Die Nacht hatte noch Überraschungen zu
bieten, denn so gegen halb 12 oder auch eine Stunde später, das
spielt hier nicht so eine Rolle wurde ich dann tatsächlich noch von
der ITS auf Normalstation verlegt. Rasant war auch dieser Transport,
auf dem Weg durch den Lastenaufzug Richtung 13 (welch ein Omen) und
auf dem Weg noch einen kleinen Abstecher in der Röntgenabteilung auf
Station 3. Und oh Schock, in genau dem Moment als der blonde Engel
die Tür öffnete war mir wieder klar, wie schön doch das
Nachtpersonal auch hier ist. Warum verstecken sich solch holde Maiden
in der Dunkelheit? Vermutlich genau wegen solcher Spinner wie mir,
die trotz ihres kaputten Zustandes keine Gelegenheit auslassen die
jungen Schönen anzugraben... eigentlich tu ich das ja NUR in diesem
bemitleidenswerten Zustand und je gesünder ich werde, desto mehr
schwindet der Charme und vor allem mein Mut. Im Ernst, die meisten
der Frauen hier würde ich im normalen Leben nicht einmal anlächeln
können, aus der Angst vor Zurückweisung.
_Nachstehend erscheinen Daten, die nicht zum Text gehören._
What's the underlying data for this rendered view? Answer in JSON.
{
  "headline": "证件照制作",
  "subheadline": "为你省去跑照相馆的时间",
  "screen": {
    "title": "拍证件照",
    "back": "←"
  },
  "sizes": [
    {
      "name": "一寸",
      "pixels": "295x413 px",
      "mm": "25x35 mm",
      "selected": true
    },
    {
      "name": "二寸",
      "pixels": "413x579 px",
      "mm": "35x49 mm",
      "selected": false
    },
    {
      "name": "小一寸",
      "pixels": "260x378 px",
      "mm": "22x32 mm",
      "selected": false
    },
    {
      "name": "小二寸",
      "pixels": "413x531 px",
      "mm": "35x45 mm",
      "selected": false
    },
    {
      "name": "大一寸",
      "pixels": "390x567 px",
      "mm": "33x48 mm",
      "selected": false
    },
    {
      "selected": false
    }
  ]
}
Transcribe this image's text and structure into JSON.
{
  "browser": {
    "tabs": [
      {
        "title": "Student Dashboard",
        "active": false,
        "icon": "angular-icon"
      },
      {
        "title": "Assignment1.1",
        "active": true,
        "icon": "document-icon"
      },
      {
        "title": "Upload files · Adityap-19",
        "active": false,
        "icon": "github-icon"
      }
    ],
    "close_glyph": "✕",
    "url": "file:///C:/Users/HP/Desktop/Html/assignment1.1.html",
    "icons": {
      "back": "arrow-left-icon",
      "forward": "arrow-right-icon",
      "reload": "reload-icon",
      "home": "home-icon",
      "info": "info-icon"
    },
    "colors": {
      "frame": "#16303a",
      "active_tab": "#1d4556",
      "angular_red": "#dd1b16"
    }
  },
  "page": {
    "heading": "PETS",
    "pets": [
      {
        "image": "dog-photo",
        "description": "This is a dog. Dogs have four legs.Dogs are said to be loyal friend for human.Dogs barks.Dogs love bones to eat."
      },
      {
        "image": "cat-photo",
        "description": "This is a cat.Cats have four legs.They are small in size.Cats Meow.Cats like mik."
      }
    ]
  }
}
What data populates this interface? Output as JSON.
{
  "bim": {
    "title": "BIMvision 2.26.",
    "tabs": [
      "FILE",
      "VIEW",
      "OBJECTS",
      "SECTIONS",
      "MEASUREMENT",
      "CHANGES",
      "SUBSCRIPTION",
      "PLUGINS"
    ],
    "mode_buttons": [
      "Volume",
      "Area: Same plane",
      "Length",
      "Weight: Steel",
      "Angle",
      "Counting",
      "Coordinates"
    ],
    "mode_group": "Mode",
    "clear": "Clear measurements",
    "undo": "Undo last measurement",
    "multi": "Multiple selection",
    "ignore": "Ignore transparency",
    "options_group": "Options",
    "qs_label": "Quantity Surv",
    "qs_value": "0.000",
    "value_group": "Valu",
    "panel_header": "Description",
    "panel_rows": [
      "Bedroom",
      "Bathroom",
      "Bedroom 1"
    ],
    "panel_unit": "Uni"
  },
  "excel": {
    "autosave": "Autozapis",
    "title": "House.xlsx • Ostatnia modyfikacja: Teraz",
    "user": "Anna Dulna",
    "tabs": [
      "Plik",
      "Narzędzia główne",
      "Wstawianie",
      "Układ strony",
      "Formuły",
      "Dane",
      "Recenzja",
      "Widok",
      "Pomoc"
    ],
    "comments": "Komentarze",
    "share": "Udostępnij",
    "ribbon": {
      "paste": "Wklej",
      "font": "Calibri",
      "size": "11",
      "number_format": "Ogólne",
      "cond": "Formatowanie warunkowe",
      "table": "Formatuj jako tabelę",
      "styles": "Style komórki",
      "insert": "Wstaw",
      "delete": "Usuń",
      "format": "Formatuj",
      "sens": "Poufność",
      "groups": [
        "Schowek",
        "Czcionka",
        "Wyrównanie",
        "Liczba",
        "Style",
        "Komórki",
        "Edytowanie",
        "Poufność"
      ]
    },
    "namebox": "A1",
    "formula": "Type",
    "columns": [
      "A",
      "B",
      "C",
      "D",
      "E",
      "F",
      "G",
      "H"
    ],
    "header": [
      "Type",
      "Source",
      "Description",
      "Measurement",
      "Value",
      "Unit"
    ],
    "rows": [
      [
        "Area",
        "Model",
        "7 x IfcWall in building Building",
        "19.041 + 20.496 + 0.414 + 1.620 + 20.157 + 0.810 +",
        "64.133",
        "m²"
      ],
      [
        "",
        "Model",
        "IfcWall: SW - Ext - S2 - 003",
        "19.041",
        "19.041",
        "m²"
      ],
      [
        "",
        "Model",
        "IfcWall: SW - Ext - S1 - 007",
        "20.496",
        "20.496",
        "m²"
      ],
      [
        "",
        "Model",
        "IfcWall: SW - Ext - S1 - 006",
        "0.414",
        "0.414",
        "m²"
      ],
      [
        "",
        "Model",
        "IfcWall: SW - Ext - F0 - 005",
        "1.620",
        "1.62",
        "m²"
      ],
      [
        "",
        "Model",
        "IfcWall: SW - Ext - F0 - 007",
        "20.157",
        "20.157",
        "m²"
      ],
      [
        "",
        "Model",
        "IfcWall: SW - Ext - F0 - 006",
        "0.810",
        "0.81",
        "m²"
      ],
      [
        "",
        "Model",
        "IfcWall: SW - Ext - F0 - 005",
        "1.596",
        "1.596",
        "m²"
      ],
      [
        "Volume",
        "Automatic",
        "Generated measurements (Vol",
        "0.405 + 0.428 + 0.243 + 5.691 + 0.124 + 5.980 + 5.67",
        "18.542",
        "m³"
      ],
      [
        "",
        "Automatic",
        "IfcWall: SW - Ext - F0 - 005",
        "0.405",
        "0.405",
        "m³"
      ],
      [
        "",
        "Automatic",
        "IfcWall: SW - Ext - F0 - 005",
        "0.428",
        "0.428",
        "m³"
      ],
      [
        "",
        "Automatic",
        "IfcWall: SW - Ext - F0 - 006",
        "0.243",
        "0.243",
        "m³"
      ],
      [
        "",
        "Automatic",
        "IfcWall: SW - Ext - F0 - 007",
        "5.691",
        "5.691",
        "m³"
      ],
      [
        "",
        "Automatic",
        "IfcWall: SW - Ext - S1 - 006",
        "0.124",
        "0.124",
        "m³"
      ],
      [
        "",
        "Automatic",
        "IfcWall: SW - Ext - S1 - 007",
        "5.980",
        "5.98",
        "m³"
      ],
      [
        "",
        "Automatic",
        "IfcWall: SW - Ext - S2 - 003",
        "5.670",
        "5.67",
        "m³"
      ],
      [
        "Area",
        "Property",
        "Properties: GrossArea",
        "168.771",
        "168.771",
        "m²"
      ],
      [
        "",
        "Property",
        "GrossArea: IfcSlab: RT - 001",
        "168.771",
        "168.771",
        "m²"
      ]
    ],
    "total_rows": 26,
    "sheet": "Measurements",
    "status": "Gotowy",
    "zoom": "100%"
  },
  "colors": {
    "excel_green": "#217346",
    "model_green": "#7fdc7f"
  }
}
Das
bringt uns dann auch zurück zur „Tour de Hospital“. Ich kann mir
kaum etwas spannenderes vorstellen als mitten in der Nacht mit einem
Bremen-Fan in Baseballjacke durch das ausgestorbene Klinikum zu
brettern. Und weil das alleine ja nicht richtig kickt machten wir das
Ganze auf einer Notfallliege und in höchstem Tempo. Das Krankenhaus
macht bei Nacht wirklich Spaß und bis auf die Schmerzen, woher auch
immer sie kommen mochten fühlte ich mich eigentlich recht gut. Mir
schwebte immer noch die (ich möchte das Wort „Schön“ nicht zu
sehr überstrapazieren) schöne indische Prinzessin im Kopf herum. Oh
weh, ich übertreibe schon wieder, sorry nein ich übertreibe nicht,
nur was das indisch angehaucht angeht, da bin ich mir nicht sicher,
aber eine Prinzessin könnte sie schon sein. Genau das sind doch die
Begegnungen, die einem in Erinnerung bleiben, auch nach der
„qualvollen“ Zeit der Entbehrungen in der Klinik. Und mit
Entbehrungen meine ich vor allem die körperlichen, der Verzicht auf
Beischlaf, gutes Essen, andere Genussmittel. Das Motto heißt wohl,
„Nur gucken, nicht anfassen!“ Und ich denke schon wieder nur an
die Frauen...
Und das obwohl
ich noch in dieser Nacht mein Zimmer mit den beiden netten Herren
E. und D. beziehen sollte. Der Herr E., ein echtes
Original, blau aus familiärer Tradition, aber sonst auch keine Scheu
sich daneben zu benehmen... Und mit blau meine ich Scheisse am Schuh
und keine alkoholinduzierten Probleme, die ja in einem Krankenhaus
durchaus mal vorkommen können. Der wahrscheinlich größte Mangel
von Herrn E. war seine Schwerhörigkeit, aber wer will einem 75
Jährigen, den ich auf Mitte 60 getippt hatte eine solche
Gebrechlichkeit auch übel nehmen, da ist das „blau“ sein mir
und dem Zimmermitling aus schwarz gelbem Lager doch deutlich
unangenehmer. Denn obwohl auch dieser mit 72 schon jenseits der
Altherrengrenze der Jugendmannschaften ist, wirkt er um einiges
frischer und mobiler. Ehrlich gesagt, als ich nachts erstmals ins
Zimmer kam, hatte ich vor dem wirklich einen Moment Angst, wie das
kalte Mondlicht so ins Zimmer rein schien und sein Gesicht einer
Fratze gleich den Anschein eines Serienkillers machte. Doch direkt am
nächsten Morgen stellte sich beim Frühstück heraus, dass er das
Herz am rechten Fleck hängen hat, als die große Tauscherei der von
der Küche falsch zugeteilten Lebensmittel begann... Beinahe wie im
Krieg wurde da Margarine gegen Schmelzkäse getauscht und Wurst
wechselte für ein Päckchen Brombeermarmelade den Besitzer. Das Brot
war, nun ja ich bekam erst einmal nichts herein, ich mochte es nicht.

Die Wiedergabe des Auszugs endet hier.